A pioneering
Seattle-area outer space company has developed a new kind of deep space
rocket engine that is 50 percent more fuel efficient than current
designs.
And as a bonus, the fuel the new Aerojet Rocketdyne engine uses isn’t toxic.
Aerojet
Rocketdyne has for decades in Redmond built small rocket engines to
guide satellites and deep space probes, but most of those have been
fueled by hydrazine. This fuel is so toxic that people handling it must
wear full environmental suits.
Now, in building
new engines that can accommodate "green" rocket fuel, the 400-person
Redmond unit of $1.6 billion Aerojet Rocketdyne Holdings Inc. (NYSE:
AJRD), is in a strong position to build many of the new engines in the
future.
At least at
first, the engines are likely to be used by companies, such as
Tukwila-based SpaceFlight Industries and Redmond-based Planetary
Resources, on the guidance systems for smaller satellites that get sent
to space.
If it becomes popular with satellite companies, the technology could help support the region's growing outer space industry.
“This is absolutely a promising technology,” said Jeff Foust, senior staff writer for Space News, who reported on Aerojet project. “Aerojet is well positioned with the technology to apply that in the future.”
The new so called "AF-M315E fuel," which was developed by the U.S. Air Force, can be handled by people in shirtsleeves, said Roger Myers, executive director of advanced in-space programs for Aerojet Rocketdyne in Redmond.
“Hydrazine has
many useful properties for spacecraft propulsion, and finding a
non-toxic alternative was a big challenge for the last 25 years,” Myers
said. “We have partnered with the Air Force and NASA for the last 15 years to develop the rocket and propulsion system technologies to use that propellant on actual spacecraft.”
In a release, NASA referred to the new fuel as “green,” primarily because it isn’t extremely poisonous.
While green
doesn’t mean the new fuel is made from organic soybeans, the fact that
it’s not virulently toxic is a big step, Foust said.

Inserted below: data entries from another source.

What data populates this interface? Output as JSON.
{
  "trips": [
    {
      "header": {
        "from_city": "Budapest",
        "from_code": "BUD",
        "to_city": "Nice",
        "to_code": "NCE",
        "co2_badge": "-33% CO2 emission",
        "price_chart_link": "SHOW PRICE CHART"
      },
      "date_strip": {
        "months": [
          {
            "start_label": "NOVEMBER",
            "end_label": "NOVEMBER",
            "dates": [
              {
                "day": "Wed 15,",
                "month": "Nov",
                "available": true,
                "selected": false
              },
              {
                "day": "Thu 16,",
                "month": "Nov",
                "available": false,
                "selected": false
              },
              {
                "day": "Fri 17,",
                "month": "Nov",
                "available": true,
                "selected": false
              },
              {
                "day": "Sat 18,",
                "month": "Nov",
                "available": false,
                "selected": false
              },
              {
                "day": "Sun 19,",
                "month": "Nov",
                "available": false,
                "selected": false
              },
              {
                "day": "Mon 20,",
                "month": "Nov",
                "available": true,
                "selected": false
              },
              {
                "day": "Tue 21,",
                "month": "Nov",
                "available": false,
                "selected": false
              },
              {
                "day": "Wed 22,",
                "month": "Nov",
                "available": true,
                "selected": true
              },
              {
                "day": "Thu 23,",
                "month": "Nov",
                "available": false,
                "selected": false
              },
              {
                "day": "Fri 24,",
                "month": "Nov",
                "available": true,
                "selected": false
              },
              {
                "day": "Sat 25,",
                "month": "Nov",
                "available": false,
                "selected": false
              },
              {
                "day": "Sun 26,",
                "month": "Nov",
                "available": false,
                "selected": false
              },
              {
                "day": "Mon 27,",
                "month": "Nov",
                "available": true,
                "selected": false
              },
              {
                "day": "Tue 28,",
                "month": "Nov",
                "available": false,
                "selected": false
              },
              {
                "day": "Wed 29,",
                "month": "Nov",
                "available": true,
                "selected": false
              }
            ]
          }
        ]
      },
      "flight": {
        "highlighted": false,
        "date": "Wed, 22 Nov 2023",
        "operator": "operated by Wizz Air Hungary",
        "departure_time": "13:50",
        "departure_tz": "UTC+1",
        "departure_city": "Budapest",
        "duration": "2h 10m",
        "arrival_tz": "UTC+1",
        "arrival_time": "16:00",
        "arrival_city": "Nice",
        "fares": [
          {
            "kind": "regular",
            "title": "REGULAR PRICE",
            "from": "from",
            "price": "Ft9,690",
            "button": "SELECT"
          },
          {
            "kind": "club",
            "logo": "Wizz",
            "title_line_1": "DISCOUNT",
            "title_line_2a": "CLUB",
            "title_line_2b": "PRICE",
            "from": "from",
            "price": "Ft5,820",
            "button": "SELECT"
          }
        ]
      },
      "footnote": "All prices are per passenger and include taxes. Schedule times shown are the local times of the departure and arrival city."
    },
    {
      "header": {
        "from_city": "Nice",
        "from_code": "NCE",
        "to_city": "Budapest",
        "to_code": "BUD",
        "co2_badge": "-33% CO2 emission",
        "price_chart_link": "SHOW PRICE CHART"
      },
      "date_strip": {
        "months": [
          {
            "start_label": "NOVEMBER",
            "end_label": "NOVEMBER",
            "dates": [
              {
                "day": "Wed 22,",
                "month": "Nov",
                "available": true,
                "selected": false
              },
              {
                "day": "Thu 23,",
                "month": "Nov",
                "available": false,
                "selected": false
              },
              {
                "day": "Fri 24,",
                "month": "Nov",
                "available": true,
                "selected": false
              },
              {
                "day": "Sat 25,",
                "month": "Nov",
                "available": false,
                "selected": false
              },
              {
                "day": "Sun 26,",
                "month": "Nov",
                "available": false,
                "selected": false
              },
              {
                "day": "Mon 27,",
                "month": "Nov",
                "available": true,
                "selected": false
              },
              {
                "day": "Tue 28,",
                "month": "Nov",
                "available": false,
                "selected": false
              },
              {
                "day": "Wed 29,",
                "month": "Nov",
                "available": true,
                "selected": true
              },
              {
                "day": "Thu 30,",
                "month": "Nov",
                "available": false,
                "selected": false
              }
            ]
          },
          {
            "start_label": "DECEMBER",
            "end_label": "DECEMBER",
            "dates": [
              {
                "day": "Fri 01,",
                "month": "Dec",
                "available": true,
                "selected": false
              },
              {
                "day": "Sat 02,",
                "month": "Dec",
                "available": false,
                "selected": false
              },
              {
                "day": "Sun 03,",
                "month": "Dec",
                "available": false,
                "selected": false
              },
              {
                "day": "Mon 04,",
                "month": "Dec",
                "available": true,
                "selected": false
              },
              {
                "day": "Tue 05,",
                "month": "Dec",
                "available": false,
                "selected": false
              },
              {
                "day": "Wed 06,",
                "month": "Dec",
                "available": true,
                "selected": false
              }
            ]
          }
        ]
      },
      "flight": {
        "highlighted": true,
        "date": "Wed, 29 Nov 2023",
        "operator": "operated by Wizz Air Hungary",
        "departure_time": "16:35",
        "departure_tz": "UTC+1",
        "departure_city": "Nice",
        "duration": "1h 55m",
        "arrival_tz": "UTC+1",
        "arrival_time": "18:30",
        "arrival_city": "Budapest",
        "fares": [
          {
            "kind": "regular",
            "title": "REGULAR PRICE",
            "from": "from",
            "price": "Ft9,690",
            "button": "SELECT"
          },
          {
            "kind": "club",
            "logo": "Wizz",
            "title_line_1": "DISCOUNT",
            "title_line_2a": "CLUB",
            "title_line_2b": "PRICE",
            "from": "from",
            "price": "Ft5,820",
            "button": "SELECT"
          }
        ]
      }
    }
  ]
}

“Hydrazine is really difficult to handle,” he said.
But the
technology has come with challenges, specifically that the new engines
operate “several hundred degrees” hotter than hydrazine engines, Myers
said.
Developing the
needed metal alloys and manufacturing techniques was a key breakthrough
for Aerojet Rocketdyne, but the new engines still have to be proven in
the rigors of outer space.
NASA
plans to do just that in 2016, when it tests Aerojet Rocketdyne engines
with the AF-M315E fuel in a test satellite orbiting Earth.
“That’s the
whole purpose of this mission,” Foust said. “It’s to provide an in-space
demonstration of this propulsion system, and see how well it works, and
if there are any other issues with this aspect of the spacecraft.”